The ruling Saenuri Party and the prosecution harbor suspicions that the DUP may try to protect its floor leader by calling another special session of the National Assembly right after the current session is over in early August. Then, the Assembly’s regular session will begin soon and the prosecution will have no chance to question him in the lead-up to the Dec. 19 presidential election.
Experience of the past is another reason why we claim he should comply with the summons; politicians deny receiving bribes before being summoned but most of them, almost without exception, are convicted of corruption later.

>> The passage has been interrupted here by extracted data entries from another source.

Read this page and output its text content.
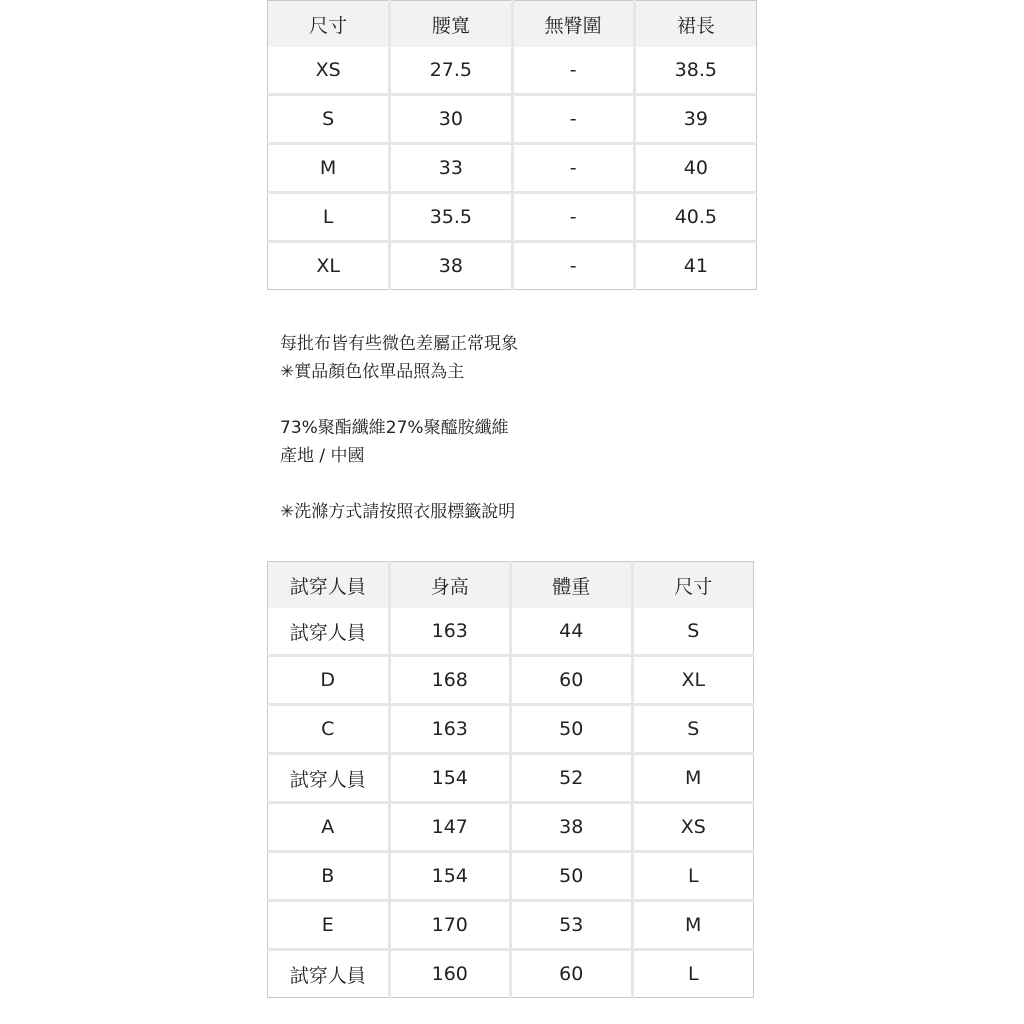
尺寸	腰寬	無臀圍	裙長
XS	27.5	-	38.5
S	30	-	39
M	33	-	40
L	35.5	-	40.5
XL	38	-	41
每批布皆有些微色差屬正常現象
✳實品顏色依單品照為主
73%聚酯纖維27%聚醯胺纖維
產地 / 中國
✳洗滌方式請按照衣服標籤說明
試穿人員	身高	體重	尺寸
試穿人員	163	44	S
D	168	60	XL
C	163	50	S
試穿人員	154	52	M
A	147	38	XS
B	154	50	L
E	170	53	M
試穿人員	160	60	L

Park has no reason to avoid the prosecution’s probe if he is innocent. No matter that the Lee administration may be ``autocratic,’’ would the prosecution be able to arrest the floor leader of the main opposition party without reason? We are negative in our answer to this question.
Given that only five months remain before the presidential poll and that the possibility of regime change looms large, prosecutors won’t have the courage to do so. Rather, Park’s summons will help the DUP retake power in December if his innocence is proved through the prosecution’s investigation.
The more strongly Park argues his innocence and the DUP voices the need to reform the prosecution, the more his innocence will be doubted. In this regard, Park should comply with the prosecution’s summons as soon as possible.